Was können wir als Eltern tun?

  • Zur Orientierung: Ein Kind, das die Gefahren von Chats mit Unbekannten (noch) nicht richtig einschätzen kann, ist nicht alt genug für deren Nutzung.
  • Spielen Sie gemeinsam mit ihrem Kind (digital und nicht digital).
  • Sprechen Sie mit ihrem Kind (nicht verurteilend) über die jeweiligen Spiele und Erfahrungen. Kommunizieren Sie dabei auch eigene Befürchtungen.
  • Sprechen Sie auch über Medienorte, zum Beispiel dass nur im Wohnzimmer (statt im Kinderzimmer) gespielt wird. (Tipp: Je jünger das Kind ist, desto größer sollte der Bildschirm sein, sodass auch Sie sehen können, was im Spiel passiert.)
  • Wählen Sie gemeinsam geeignete Spiele aus.
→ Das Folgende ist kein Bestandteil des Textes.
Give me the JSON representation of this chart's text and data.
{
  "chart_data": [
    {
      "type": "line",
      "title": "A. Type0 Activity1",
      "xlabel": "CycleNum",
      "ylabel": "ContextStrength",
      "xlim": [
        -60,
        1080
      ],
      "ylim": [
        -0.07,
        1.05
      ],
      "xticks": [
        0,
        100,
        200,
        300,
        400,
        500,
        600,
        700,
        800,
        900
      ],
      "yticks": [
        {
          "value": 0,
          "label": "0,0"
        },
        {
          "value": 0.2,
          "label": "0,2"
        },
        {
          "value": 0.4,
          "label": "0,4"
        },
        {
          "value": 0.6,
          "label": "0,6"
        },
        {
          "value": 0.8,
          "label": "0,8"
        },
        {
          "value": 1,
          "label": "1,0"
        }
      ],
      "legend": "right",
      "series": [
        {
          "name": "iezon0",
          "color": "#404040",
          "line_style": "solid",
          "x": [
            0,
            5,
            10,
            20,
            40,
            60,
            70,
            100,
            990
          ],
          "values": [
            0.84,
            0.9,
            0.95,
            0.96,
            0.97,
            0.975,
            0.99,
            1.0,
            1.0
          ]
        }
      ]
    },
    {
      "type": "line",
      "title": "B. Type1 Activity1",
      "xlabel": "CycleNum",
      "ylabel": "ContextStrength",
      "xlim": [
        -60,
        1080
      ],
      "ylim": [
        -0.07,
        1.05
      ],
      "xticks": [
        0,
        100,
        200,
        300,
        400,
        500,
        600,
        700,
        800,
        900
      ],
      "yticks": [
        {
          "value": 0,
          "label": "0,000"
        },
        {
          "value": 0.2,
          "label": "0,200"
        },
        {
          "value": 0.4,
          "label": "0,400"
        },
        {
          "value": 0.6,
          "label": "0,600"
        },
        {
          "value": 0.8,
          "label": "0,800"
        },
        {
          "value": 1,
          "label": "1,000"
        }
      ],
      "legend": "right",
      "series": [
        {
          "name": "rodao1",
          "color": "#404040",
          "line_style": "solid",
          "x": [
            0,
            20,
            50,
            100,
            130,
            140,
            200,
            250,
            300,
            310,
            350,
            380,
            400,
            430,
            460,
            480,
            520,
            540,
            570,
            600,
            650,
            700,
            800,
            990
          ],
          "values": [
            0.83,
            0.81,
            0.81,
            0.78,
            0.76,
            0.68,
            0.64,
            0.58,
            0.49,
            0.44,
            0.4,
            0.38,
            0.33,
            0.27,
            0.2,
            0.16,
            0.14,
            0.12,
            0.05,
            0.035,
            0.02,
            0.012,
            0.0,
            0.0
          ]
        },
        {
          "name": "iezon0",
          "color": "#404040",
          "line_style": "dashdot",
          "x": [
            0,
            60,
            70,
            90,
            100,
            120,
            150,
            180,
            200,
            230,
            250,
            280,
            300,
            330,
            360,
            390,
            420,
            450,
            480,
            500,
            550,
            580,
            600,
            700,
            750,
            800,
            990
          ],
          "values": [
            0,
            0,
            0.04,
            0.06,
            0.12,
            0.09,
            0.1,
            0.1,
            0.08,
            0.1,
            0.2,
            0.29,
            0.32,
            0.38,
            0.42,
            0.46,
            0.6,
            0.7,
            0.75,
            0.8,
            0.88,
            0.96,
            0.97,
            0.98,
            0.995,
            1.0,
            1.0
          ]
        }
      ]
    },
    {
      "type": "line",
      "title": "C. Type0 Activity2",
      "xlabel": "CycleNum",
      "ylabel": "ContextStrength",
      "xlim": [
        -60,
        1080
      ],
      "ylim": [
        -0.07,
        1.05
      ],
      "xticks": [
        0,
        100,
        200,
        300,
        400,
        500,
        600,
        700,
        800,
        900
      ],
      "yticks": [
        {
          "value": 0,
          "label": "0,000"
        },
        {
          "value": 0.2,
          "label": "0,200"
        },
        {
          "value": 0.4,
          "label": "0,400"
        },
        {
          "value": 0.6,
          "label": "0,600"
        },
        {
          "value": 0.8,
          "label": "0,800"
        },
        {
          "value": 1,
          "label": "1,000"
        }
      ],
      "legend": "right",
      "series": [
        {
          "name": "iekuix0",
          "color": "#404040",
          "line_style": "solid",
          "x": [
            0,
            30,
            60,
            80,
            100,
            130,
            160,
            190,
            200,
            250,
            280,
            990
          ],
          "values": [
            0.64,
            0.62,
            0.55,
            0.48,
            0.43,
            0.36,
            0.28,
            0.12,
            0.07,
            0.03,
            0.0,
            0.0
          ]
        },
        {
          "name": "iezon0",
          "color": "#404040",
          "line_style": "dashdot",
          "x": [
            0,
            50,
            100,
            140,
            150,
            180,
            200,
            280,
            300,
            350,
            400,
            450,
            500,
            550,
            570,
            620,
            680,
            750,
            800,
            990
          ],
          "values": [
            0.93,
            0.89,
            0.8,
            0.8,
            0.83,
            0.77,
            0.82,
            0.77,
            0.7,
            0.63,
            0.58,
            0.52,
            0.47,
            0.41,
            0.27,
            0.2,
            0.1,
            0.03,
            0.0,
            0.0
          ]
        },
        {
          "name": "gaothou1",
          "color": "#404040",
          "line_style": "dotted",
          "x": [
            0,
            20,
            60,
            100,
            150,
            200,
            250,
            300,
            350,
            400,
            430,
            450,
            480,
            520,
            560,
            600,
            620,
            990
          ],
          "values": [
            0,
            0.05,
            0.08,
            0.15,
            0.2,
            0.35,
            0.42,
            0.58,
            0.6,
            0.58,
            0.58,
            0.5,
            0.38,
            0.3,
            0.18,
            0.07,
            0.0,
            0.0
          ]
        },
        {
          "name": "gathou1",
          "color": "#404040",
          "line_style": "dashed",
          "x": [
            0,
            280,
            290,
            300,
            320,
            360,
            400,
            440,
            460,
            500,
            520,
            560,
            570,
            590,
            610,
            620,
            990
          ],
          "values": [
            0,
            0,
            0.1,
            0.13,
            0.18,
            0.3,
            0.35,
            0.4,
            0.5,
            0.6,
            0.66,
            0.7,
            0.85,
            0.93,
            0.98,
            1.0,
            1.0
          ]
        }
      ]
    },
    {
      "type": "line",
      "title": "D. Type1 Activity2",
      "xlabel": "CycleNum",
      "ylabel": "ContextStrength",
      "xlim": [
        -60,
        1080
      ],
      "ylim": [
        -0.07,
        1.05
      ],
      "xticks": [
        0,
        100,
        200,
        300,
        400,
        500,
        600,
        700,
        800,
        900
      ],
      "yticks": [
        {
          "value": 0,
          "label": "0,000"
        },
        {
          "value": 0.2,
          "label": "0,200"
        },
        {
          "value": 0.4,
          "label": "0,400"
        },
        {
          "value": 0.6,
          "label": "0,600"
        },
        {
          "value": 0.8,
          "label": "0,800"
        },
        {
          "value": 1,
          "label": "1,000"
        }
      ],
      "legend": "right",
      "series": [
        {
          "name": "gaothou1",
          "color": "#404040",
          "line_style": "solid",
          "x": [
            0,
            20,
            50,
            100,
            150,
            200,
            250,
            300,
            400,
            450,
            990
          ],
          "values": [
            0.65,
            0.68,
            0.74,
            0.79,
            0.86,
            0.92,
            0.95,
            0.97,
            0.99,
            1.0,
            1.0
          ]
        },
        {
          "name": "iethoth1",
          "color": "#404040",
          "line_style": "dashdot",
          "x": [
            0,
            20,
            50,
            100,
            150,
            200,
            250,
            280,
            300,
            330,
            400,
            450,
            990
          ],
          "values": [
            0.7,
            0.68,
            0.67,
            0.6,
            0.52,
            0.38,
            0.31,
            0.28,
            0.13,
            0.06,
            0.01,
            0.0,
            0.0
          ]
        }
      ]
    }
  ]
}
Eine Einschätzung zu Spielen finden Sie auf der Seite Spieleratgeber-NRW Kaufen Sie Spiele, statt kostenlose zu nutzen, da vor allem kostenlose Spiele problematische Mechanismen wie Gamblification, Stickiness oder Dark Patterns verwenden.
  • Setzen Sie einen klaren Rahmen für das Spielen (z. B. zeitliche Begrenzung, feste Spielorte)
  • Bieten Sie Alternativen an und motivieren Sie Ihr Kind zu weiteren Aktivitäten.
  • Seien Sie selbst ein Vorbild in der Nutzung digitaler Medien.